Extreme methods and demagogy are on full display. We have to learn to recognize them and answer them.

The work and beliefs of Ward Churchill, a scholar and activist with a life's work on the genocide against Native Americans, is distorted down to some sound bite about "Eichmanns." And Churchill is turned into a stand- in for all of academia (which as a whole is under fire here).

The value of tenure--and the whole importance of open inquiry--is dismissed with a cynical wave of the hand. The freedom of debate is reduced, in a know-nothing way, to a bizarre budgetary matter.

Millions of people are being told to think, "Why should my tax dollars go to teaching ideas that I don't agree with!"

(Just think what the intellectual and scientific world would be like if those standards were really applied!! What kind of evolutionary theory would get taught? What kind of quantum physics? What kind of history and politics? What would philosophy look like? What about poetry, art and filmmaking?)

According to Gingrich, firing radical professors for off-campus writings will not chill "free speech" in the larger society--which, if you think about it five seconds, is ridiculous.

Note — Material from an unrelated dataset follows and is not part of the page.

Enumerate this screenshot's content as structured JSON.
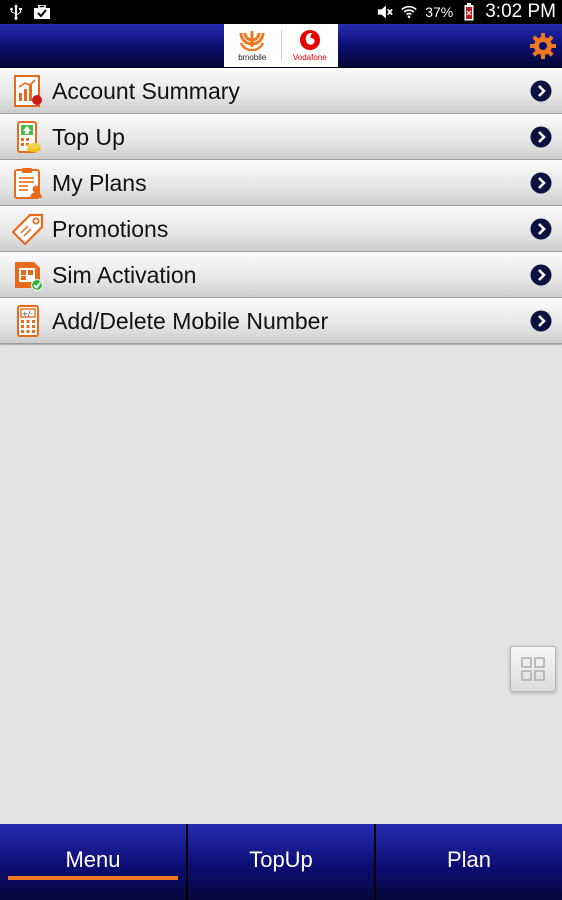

And it is, in fact, the opposite of the truth: since chilling free speech and research (especially radical and challenging speech!) is exactly his conscious political intent !

And then, as the punchline, out pops a real-world political agenda:

Gingrich, influential Republican leader and tactician of law-making, is actually proposing a specific bill here that would set up loyalty trials for university intellectuals .

Just making this extreme proposal is intended to "make people look over their shoulders"--starting with those whose work defies those now in power, but including those in authority who have to decide whether to hire or fund controversial thinkers.